Al levantar la vista, Harry se encontró con la mirada de Elena.
– ¿Qué sucede?
– Debe saber que su hermano está muy delgado. No quiero que se asuste cuando lo vea…
– De acuerdo… -Harry asintió y abrió la puerta del ascensor.
Siguió a Elena por los pasillos. El camino estaba indicado por una línea de mármol verde en el suelo. Por encima de su cabeza el techo subía y bajaba sin previo aviso y, más de una vez, Harry tuvo que agacharse para pasar.
Por último, tras varias curvas cerradas, llegaron a lo que parecía ser el túnel central, más largo y más ancho, con bancos tallados en la piedra a cada lado. Elena viró a la izquierda y caminó unos seis metros hasta detenerse ante una puerta cerrada. Dio unos golpes suaves y tras decir unas palabras en italiano, entró. Salvatore y Marta se pusieron en pie. Entonces Harry lo vio. Dormía en la cama al otro lado de la habitación. El gota a gota colgaba de una varilla sobre él. Tenía parte de la cabeza y del cuerpo cubierto de vendas y lucía una barba como la de Harry y, tal como le había advertido la hermana Elena, estaba delgado en extremo.
Danny.
Despacio, Harry se aproximó a la cama y contempló a su hermano de cerca. Era él, sin duda. No importaban los años que habían pasado sin verse ni cuánto había cambiado su aspecto. Se trataba de un sentimiento, de una familiaridad que se remontaba a su niñez. Tocó la mano de Danny, pero aunque estaba caliente éste no reaccionó.
– Signore -Marta se acercó a Harry mientras miraba a Elena-, hemos tenido que sedarlo.
Elena la miró con gesto de preocupación.
– Cuando usted se marchó se asustó mucho -aseveró Salvatore en italiano mirando primero a Harry y luego a Elena-. Lo encontramos en el suelo, había bajado de la cama y se había arrastrado por el suelo hasta el agua. Intenté sujetarlo pero no me dejó. Temí que se hiciera daño…, que cayera al agua y se ahogara…, y como teníamos medicinas aquí y mi mujer sabía qué hacer…

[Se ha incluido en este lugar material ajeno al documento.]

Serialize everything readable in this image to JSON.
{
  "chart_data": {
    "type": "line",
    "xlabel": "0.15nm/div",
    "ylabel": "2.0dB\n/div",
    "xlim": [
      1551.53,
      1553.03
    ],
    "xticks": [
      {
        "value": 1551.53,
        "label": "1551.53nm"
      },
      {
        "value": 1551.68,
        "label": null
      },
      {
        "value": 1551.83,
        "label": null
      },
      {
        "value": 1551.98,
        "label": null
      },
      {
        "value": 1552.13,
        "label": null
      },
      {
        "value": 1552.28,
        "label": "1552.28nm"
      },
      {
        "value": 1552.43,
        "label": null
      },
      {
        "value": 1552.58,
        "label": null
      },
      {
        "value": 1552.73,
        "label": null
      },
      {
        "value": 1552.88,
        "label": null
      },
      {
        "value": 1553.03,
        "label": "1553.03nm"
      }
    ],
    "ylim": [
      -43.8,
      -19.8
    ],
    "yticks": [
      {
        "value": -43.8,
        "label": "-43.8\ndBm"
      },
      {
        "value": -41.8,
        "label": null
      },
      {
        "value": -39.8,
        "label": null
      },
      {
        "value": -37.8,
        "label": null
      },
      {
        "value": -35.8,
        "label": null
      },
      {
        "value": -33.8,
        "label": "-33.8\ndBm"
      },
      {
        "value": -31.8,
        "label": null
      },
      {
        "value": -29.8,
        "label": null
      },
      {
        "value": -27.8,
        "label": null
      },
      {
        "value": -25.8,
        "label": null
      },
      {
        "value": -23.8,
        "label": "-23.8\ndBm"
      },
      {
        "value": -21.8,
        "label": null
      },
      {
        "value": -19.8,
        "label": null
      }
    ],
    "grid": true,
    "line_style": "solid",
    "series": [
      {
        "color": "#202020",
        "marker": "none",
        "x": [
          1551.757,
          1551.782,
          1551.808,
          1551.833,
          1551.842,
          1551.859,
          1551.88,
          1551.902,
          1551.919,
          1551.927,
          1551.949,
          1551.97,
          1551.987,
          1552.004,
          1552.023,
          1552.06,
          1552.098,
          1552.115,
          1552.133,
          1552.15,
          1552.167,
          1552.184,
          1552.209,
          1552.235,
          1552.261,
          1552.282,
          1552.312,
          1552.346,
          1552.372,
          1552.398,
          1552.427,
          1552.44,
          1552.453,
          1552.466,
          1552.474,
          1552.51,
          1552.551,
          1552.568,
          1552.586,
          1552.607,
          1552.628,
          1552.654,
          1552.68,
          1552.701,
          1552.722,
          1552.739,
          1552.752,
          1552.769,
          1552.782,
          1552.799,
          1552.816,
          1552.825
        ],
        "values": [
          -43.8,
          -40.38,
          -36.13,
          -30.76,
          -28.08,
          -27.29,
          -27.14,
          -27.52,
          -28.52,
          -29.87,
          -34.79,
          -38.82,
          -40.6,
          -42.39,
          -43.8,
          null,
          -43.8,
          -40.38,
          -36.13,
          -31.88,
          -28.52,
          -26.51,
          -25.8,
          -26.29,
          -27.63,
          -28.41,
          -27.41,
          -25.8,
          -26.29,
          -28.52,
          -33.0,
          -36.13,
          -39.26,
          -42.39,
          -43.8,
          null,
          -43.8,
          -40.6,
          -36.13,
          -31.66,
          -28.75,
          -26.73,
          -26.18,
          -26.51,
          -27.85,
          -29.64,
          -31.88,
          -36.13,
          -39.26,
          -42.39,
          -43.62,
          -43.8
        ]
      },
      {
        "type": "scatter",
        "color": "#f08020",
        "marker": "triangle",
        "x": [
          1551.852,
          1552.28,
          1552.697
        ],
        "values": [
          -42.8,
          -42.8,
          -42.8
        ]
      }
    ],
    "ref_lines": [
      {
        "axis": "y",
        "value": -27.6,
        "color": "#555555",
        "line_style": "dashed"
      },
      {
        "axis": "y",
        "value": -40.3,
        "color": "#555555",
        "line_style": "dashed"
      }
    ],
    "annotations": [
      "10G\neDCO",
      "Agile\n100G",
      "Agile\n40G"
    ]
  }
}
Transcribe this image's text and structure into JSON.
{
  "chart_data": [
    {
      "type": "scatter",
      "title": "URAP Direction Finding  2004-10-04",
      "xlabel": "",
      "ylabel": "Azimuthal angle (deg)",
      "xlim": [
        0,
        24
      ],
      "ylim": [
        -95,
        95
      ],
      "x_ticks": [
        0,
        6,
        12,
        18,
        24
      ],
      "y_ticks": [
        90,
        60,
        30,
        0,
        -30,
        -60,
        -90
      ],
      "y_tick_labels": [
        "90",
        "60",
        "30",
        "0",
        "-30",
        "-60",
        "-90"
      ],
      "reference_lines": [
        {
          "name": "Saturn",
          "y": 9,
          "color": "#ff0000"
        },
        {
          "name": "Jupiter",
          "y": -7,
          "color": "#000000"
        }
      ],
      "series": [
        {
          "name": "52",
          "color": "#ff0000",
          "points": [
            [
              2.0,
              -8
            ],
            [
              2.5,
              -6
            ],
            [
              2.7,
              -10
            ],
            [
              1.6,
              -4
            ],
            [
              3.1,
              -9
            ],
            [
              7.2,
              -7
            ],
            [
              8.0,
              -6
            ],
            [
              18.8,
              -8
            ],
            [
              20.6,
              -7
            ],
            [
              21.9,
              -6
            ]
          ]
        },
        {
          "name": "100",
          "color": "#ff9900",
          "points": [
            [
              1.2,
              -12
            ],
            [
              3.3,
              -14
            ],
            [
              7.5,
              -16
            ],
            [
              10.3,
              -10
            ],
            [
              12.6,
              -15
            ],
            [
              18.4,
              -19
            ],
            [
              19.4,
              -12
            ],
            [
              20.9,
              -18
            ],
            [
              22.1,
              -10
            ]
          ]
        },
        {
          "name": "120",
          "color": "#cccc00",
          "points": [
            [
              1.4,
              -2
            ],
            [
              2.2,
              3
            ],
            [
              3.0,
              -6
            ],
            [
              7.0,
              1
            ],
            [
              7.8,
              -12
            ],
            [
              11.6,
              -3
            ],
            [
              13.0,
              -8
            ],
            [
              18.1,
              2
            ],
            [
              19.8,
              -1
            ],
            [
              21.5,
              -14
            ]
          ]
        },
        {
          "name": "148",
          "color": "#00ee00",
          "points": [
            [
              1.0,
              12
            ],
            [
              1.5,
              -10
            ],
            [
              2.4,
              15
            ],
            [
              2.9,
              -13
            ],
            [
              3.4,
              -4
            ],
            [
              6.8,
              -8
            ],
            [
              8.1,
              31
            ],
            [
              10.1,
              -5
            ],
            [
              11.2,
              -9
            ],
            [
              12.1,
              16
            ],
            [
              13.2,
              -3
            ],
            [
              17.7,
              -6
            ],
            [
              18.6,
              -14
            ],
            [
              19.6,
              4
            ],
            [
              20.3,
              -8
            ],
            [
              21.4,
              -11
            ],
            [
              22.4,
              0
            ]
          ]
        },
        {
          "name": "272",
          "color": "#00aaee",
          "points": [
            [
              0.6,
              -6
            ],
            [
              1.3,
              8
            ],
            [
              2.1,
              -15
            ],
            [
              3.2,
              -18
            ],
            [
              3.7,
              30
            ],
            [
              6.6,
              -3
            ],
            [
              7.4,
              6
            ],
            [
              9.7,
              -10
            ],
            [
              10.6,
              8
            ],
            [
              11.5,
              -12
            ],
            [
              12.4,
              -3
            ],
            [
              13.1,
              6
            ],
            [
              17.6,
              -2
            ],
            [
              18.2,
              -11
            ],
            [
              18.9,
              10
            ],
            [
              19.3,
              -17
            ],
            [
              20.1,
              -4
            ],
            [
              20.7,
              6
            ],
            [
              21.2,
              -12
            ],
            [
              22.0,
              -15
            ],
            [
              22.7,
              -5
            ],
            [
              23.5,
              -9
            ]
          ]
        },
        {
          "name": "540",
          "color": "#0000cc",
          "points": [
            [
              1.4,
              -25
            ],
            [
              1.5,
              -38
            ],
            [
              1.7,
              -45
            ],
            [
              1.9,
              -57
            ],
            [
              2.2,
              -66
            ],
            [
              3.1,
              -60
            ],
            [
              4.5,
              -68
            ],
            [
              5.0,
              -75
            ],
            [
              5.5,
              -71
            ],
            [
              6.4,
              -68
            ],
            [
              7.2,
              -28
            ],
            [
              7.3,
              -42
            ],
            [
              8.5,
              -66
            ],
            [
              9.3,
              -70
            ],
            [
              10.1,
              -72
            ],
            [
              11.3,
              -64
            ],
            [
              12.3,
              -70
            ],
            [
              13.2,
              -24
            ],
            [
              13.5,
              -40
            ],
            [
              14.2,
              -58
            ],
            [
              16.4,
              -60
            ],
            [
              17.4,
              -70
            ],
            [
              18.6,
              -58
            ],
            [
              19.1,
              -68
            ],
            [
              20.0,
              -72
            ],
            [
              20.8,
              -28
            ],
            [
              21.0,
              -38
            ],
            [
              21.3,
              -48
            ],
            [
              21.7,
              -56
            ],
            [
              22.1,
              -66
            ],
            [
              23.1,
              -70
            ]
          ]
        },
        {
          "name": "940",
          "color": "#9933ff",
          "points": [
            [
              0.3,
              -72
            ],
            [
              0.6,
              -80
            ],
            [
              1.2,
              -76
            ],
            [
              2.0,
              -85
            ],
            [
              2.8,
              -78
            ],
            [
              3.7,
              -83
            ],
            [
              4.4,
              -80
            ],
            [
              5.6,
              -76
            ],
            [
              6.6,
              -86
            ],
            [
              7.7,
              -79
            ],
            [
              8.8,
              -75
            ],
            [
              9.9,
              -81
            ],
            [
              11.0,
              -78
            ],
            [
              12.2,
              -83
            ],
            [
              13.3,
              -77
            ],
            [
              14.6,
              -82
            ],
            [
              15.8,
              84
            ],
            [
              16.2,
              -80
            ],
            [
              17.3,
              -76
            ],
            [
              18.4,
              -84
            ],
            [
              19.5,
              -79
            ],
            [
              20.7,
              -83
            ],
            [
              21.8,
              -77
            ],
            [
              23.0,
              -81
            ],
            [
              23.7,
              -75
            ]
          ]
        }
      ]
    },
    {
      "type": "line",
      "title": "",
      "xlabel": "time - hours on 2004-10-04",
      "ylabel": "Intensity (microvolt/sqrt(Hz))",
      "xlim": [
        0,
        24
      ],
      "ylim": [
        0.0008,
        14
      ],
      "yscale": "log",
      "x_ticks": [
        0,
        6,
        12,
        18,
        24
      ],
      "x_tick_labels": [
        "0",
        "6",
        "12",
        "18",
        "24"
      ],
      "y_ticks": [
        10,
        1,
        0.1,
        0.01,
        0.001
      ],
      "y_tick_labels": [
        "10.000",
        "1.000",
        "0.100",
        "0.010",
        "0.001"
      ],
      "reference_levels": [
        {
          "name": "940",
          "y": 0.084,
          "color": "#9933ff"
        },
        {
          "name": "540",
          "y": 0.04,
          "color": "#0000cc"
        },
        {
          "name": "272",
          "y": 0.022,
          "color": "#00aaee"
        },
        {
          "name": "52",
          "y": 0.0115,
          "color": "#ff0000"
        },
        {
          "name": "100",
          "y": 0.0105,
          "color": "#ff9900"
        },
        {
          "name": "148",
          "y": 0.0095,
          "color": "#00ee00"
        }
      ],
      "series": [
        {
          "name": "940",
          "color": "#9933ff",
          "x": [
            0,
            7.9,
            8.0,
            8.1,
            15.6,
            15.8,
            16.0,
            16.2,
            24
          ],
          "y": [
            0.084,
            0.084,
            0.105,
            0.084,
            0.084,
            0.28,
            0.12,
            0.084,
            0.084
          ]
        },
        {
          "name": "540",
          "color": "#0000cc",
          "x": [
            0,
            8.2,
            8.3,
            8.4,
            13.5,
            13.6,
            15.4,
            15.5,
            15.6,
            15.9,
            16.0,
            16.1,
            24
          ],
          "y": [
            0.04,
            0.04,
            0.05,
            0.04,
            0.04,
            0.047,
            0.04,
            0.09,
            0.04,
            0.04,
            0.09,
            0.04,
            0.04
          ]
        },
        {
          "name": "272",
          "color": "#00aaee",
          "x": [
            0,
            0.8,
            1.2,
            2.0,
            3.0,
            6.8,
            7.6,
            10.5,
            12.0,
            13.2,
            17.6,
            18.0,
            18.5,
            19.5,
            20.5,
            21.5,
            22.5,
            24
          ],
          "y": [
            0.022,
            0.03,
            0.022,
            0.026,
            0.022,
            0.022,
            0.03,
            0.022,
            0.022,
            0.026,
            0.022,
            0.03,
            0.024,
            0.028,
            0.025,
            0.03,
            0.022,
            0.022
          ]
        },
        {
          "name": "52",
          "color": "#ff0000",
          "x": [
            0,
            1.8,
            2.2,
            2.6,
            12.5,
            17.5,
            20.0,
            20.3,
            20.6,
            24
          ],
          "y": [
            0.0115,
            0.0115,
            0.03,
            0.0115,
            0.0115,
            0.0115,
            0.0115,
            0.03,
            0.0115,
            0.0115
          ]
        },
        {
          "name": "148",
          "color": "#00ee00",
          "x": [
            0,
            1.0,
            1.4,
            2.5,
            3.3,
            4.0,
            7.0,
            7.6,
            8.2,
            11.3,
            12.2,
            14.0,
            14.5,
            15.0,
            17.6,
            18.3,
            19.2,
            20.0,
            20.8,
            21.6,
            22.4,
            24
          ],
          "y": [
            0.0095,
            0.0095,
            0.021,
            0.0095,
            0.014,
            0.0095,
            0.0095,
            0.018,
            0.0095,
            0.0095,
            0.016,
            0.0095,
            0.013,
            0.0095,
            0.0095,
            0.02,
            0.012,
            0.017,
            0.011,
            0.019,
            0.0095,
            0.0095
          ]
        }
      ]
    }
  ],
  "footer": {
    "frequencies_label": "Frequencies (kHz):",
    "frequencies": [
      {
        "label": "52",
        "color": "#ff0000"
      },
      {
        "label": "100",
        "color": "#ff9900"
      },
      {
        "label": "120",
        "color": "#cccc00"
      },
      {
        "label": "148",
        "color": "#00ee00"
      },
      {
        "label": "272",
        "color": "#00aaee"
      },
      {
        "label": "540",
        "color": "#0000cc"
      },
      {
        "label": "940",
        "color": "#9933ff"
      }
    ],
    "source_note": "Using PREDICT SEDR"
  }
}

– No se preocupe. -Elena contó a Harry lo ocurrido.
Harry miró a su hermano y sonrió.
– Sigues siendo el mismo tío duro de siempre, ¿verdad? -Harry se volvió a Elena-. ¿Cuánto tiempo permanecerá inconsciente?
– ¿Cuánto le administraron? -preguntó Elena a Marta en italiano y ésta le respondió. Elena miró a Harry-. Una hora, quizás un poco más.
– Debemos sacarlo de aquí.
– ¿Adonde quiere llevarlo? -Elena explicó a la pareja que uno de los hombres que la habían acompañado hasta allí había aparecido muerto en el lago-. No creo que Luca se ahogara, pienso que lo mató la misma persona que asesinó a su mujer y que está buscando a su hermano, así que por ahora más vale que nos quedemos aquí. No conozco un lugar más seguro.
Edward Mooi navegó entre las rocas hacia la entrada de la gruta y encendió el reflector.
– ¡Apague eso!
El poeta pulsó un interruptor de inmediato y en ese instante sintió un pellizco en la oreja, profirió un gritó y se la tocó con la mano. Sangre.
– Es una cuchilla, Edward Mooi…, la misma que utilicé para la lengua que tienes en el bolsillo de la camisa.
Mooi, con la mano en el volante, percibió las rocas que pasaban junto a la lancha. Iba a morir de todos modos, ¿por qué había llevado a ese loco hasta allí? Podía haber llamado a gritos a la policía e intentado huir, pero no lo había hecho por miedo.
Había entregado su vida entera a las palabras y a la creación poética. Después de leer su obra, Eros Barbu lo había rescatado de una vida insignificante como funcionario en Suráfrica y le había ofrecido un lugar para vivir y los medios para seguir escribiendo a cambio de que administrase Villa Lorenzi. Así lo había hecho, y poco a poco, había dado a conocer su obra.